Regional differences could also determine which real estate stocks outperform. Of the 30 hottest housing markets, 20 are in the West and Northeast.
Worst Housing Markets
The San Francisco-Oakland area plunged to No. 45 in September as Bay Area tech giants like Facebook (FB) and Twitter (TWTR) allowed employees to work from home indefinitely.
The San Jose-Sunnyvale-Santa Clara area — in the heart of Silicon Valley — plunged to No. 62 in September from No. 3 at the start of the year.
Housing markets outside high-cost, high-tax California felt the pain too. The Dallas-Fort Worth metro area, which has been drawing businesses and residents from California, saw its rank tumble to No. 41 from No. 19 in January.
The crash in oil prices may also be slowing the Dallas housing market.

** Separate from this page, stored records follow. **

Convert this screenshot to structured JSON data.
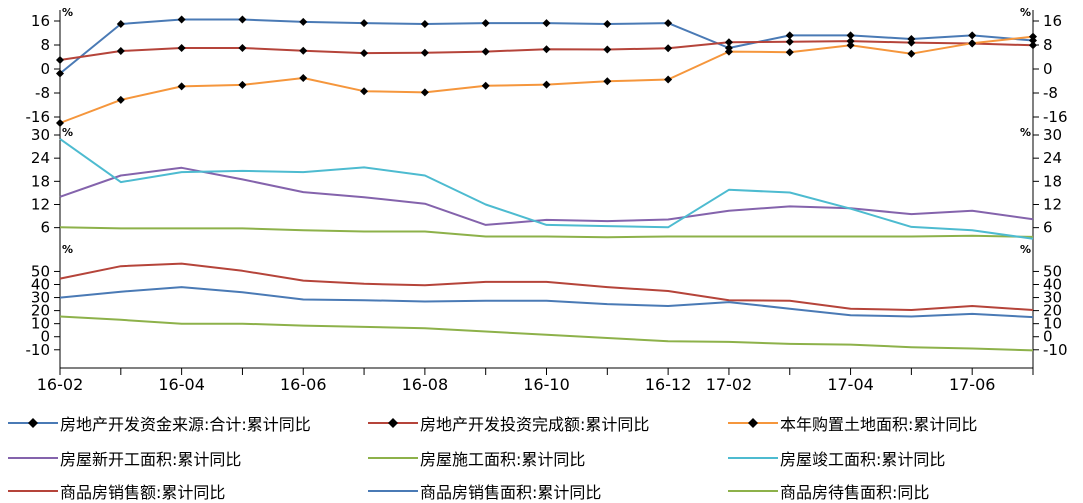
{
  "chart_data": {
    "type": "line",
    "x": [
      "16-02",
      "16-03",
      "16-04",
      "16-05",
      "16-06",
      "16-07",
      "16-08",
      "16-09",
      "16-10",
      "16-11",
      "16-12",
      "17-02",
      "17-03",
      "17-04",
      "17-05",
      "17-06",
      "17-07"
    ],
    "x_tick_labels": [
      "16-02",
      "16-04",
      "16-06",
      "16-08",
      "16-10",
      "16-12",
      "17-02",
      "17-04",
      "17-06"
    ],
    "panels": [
      {
        "unit": "%",
        "ylim": [
          -16,
          16
        ],
        "y_ticks": [
          "16",
          "8",
          "0",
          "-8",
          "-16"
        ],
        "series": [
          {
            "name": "房地产开发资金来源:合计:累计同比",
            "color": "#4a7ab5",
            "marker": true,
            "values": [
              -1.5,
              15,
              16.5,
              16.5,
              15.7,
              15.3,
              15,
              15.3,
              15.3,
              15,
              15.3,
              7,
              11.2,
              11.2,
              10,
              11.2,
              9.5
            ]
          },
          {
            "name": "房地产开发投资完成额:累计同比",
            "color": "#b5443a",
            "marker": true,
            "values": [
              3,
              6,
              7,
              7,
              6.1,
              5.3,
              5.4,
              5.8,
              6.6,
              6.5,
              6.9,
              8.9,
              9.1,
              9.3,
              8.8,
              8.5,
              7.9
            ]
          },
          {
            "name": "本年购置土地面积:累计同比",
            "color": "#f5963c",
            "marker": true,
            "values": [
              -18,
              -10.3,
              -5.8,
              -5.3,
              -3,
              -7.4,
              -7.8,
              -5.6,
              -5.2,
              -4.1,
              -3.5,
              5.8,
              5.6,
              7.9,
              5.1,
              8.6,
              10.8
            ]
          }
        ]
      },
      {
        "unit": "%",
        "ylim": [
          2.8,
          30
        ],
        "y_ticks": [
          "30",
          "24",
          "18",
          "12",
          "6"
        ],
        "series": [
          {
            "name": "房屋新开工面积:累计同比",
            "color": "#8463ac",
            "values": [
              14,
              19.5,
              21.5,
              18.5,
              15.2,
              13.9,
              12.2,
              6.7,
              8,
              7.7,
              8.1,
              10.4,
              11.5,
              11,
              9.5,
              10.4,
              8.2
            ]
          },
          {
            "name": "房屋施工面积:累计同比",
            "color": "#8db14a",
            "values": [
              6.1,
              5.8,
              5.8,
              5.8,
              5.3,
              5,
              5,
              3.7,
              3.7,
              3.5,
              3.7,
              3.7,
              3.7,
              3.7,
              3.7,
              3.9,
              3.6
            ]
          },
          {
            "name": "房屋竣工面积:累计同比",
            "color": "#4dbbd0",
            "values": [
              29,
              17.8,
              20.4,
              20.7,
              20.4,
              21.6,
              19.5,
              12,
              6.7,
              6.4,
              6.1,
              15.8,
              15.1,
              10.9,
              6.2,
              5.3,
              3.1
            ]
          }
        ]
      },
      {
        "unit": "%",
        "ylim": [
          -14,
          58
        ],
        "y_ticks": [
          "50",
          "40",
          "30",
          "20",
          "10",
          "0",
          "-10"
        ],
        "series": [
          {
            "name": "商品房销售额:累计同比",
            "color": "#b5443a",
            "values": [
              44.5,
              54,
              56,
              50.5,
              43,
              40.5,
              39.5,
              42,
              42,
              38,
              35,
              28,
              27.5,
              21.5,
              20.5,
              23.5,
              20.5
            ]
          },
          {
            "name": "商品房销售面积:累计同比",
            "color": "#4a7ab5",
            "values": [
              30,
              34.5,
              38,
              34,
              28.5,
              28,
              27,
              27.5,
              27.5,
              25,
              23.5,
              26.5,
              21.5,
              16.5,
              15.5,
              17.5,
              15
            ]
          },
          {
            "name": "商品房待售面积:同比",
            "color": "#8db14a",
            "values": [
              15.5,
              13,
              10,
              10,
              8.5,
              7.5,
              6.5,
              4,
              1.5,
              -1,
              -3.5,
              -4,
              -5.5,
              -6,
              -8,
              -9,
              -10.5
            ]
          }
        ]
      }
    ],
    "legend": [
      {
        "label": "房地产开发资金来源:合计:累计同比",
        "color": "#4a7ab5",
        "marker": true
      },
      {
        "label": "房地产开发投资完成额:累计同比",
        "color": "#b5443a",
        "marker": true
      },
      {
        "label": "本年购置土地面积:累计同比",
        "color": "#f5963c",
        "marker": true
      },
      {
        "label": "房屋新开工面积:累计同比",
        "color": "#8463ac",
        "marker": false
      },
      {
        "label": "房屋施工面积:累计同比",
        "color": "#8db14a",
        "marker": false
      },
      {
        "label": "房屋竣工面积:累计同比",
        "color": "#4dbbd0",
        "marker": false
      },
      {
        "label": "商品房销售额:累计同比",
        "color": "#b5443a",
        "marker": false
      },
      {
        "label": "商品房销售面积:累计同比",
        "color": "#4a7ab5",
        "marker": false
      },
      {
        "label": "商品房待售面积:同比",
        "color": "#8db14a",
        "marker": false
      }
    ],
    "grid": false,
    "legend_position": "bottom"
  }
}
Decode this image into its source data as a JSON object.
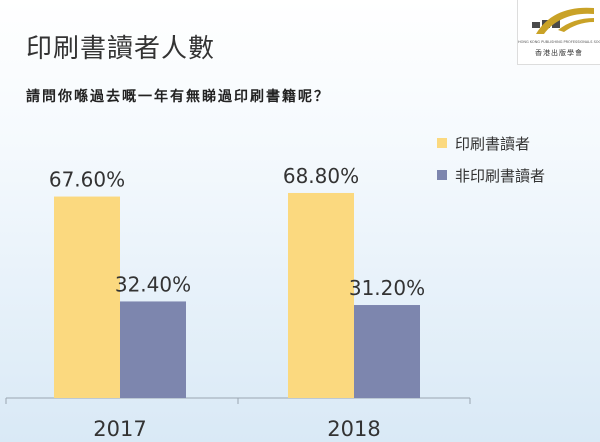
{
  "header": {
    "title": "印刷書讀者人數",
    "question": "請問你喺過去嘅一年有無睇過印刷書籍呢？"
  },
  "logo": {
    "name_en": "HONG KONG PUBLISHING PROFESSIONALS SOCIETY",
    "name_zh": "香港出版學會",
    "colors": {
      "gold": "#c9a227",
      "grey": "#4a4a4a"
    }
  },
  "chart_data": {
    "type": "bar",
    "title": "",
    "categories": [
      "2017",
      "2018"
    ],
    "series": [
      {
        "name": "印刷書讀者",
        "values": [
          67.6,
          68.8
        ],
        "labels": [
          "67.60%",
          "68.80%"
        ],
        "color": "#fbd97f"
      },
      {
        "name": "非印刷書讀者",
        "values": [
          32.4,
          31.2
        ],
        "labels": [
          "32.40%",
          "31.20%"
        ],
        "color": "#7d86ae"
      }
    ],
    "ylim": [
      0,
      100
    ],
    "grid": false,
    "legend_position": "right"
  }
}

Many companies that serve the Permian Basin farther west have headquarters there.
At the very bottom, the coldest large metro areas last month included Miami-Fort Lauderdale-West Palm Beach, Fla.; Baton Rouge, La.; Honolulu, Hawaii; McAllen-Edinburg-Mission, Texas; Cape Coral-Fort Myers, Fla.; and New York, N.Y.-Newark-Jersey City, N.J. Most of those markets were already near the bottom in January.